I think I want ## T(Q) ## so I can integrate this properly?
 
Well

$$ T = \frac{dQ}{dS} \implies dT = d(\frac{dQ}{dS}) $$

Not quite sure how I would do this? (this one probably not even in right direction)
 
## \int \frac{dQ}{T} = \int \frac{mc}{T}dT ## ?
 
tuki said:
## \int \frac{dQ}{T} = \int \frac{mc}{T}dT ## ?
Yes. When you put appropriate limits on the integral, it will represent the change in entropy ##\Delta S## for the cold water. Deal with the hot water in a similar way.

In doing the integrals, you can treat the specific heat ##c## as a constant (independent of temperature) to a good approximation.
 
So then i have:

$$ \Delta S = \int_{T_0}^{T_1} \frac{cm}{T}dT = cm(ln(T_1)-ln(T_0)) $$

now when i compute ##\Delta S## for cold and hot

$$ \Delta S_{\text{total}} = cm(ln(T_n)-ln(T_H)+ln(T_c)-ln(T_n)) = cm(ln(T_c)-ln(T_h)) $$

Where ## T_n ## is temperature at balanced state.

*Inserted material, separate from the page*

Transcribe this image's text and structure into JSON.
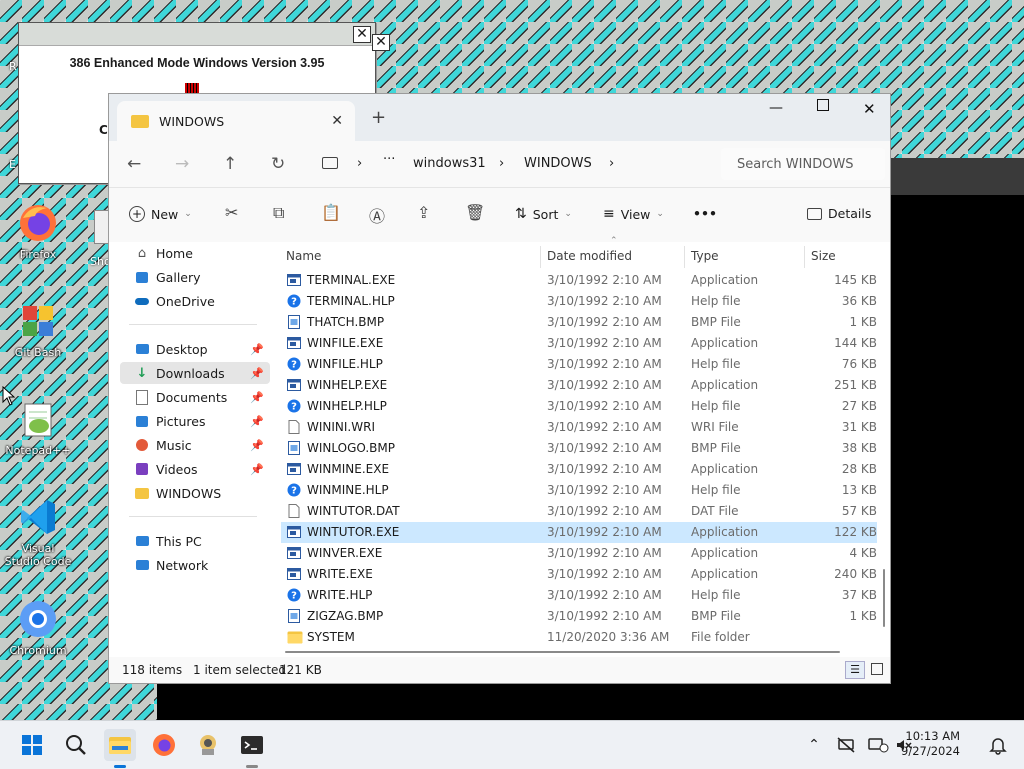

Now ##\Delta S_{\text{total}} ## gives wrong result

$$ \Delta S_{\text{total}} \approx -1307 \text{ J/kg} $$

Units seems to be off too.
 
tuki said:
So then i have:

$$ \Delta S = \int_{T_0}^{T_1} \frac{cm}{T}dT = cm(ln(T_1)-ln(T_0)) $$

now when i compute ##\Delta S## for cold and hot

$$ \Delta S_{\text{total}} = cm(ln(T_n)-ln(T_H)+ln(T_c)-ln(T_n)) = cm(ln(T_c)-ln(T_h)) $$

Where ## T_n ## is temperature at balanced state. Now ##\Delta S_{\text{total}} ## gives wrong result

$$ \Delta S_{\text{total}} \approx -1307 \text{ J/kg} $$

Units seems to be off too.
The equation should read:
$$ \Delta S_{\text{total}} = cm(ln(T_n)-ln(T_H)-ln(T_c)+ln(T_n))$$
(check the signs)

For a straightforward step-by-step cookbook recipe on how to determine the change in entropy of a system that experiences and irreversible process, see the following Physics Forums Insights article: https://www.physicsforums.com/insights/grandpa-chets-entropy-recipe/
 
tuki said:
So then i have:

$$ \Delta S = \int_{T_0}^{T_1} \frac{cm}{T}dT = cm(ln(T_1)-ln(T_0)) $$
OK. ##T_0## is intial temperature and ##T_1## is final temperature.

now when i compute ##\Delta S## for cold and hot

$$ \Delta S_{\text{total}} = cm(ln(T_n)-ln(T_H)+ln(T_c)-ln(T_n)) = cm(ln(T_c)-ln(T_h)) $$
You have two sign errors in the middle expression (as pointed out by @Chestermiller).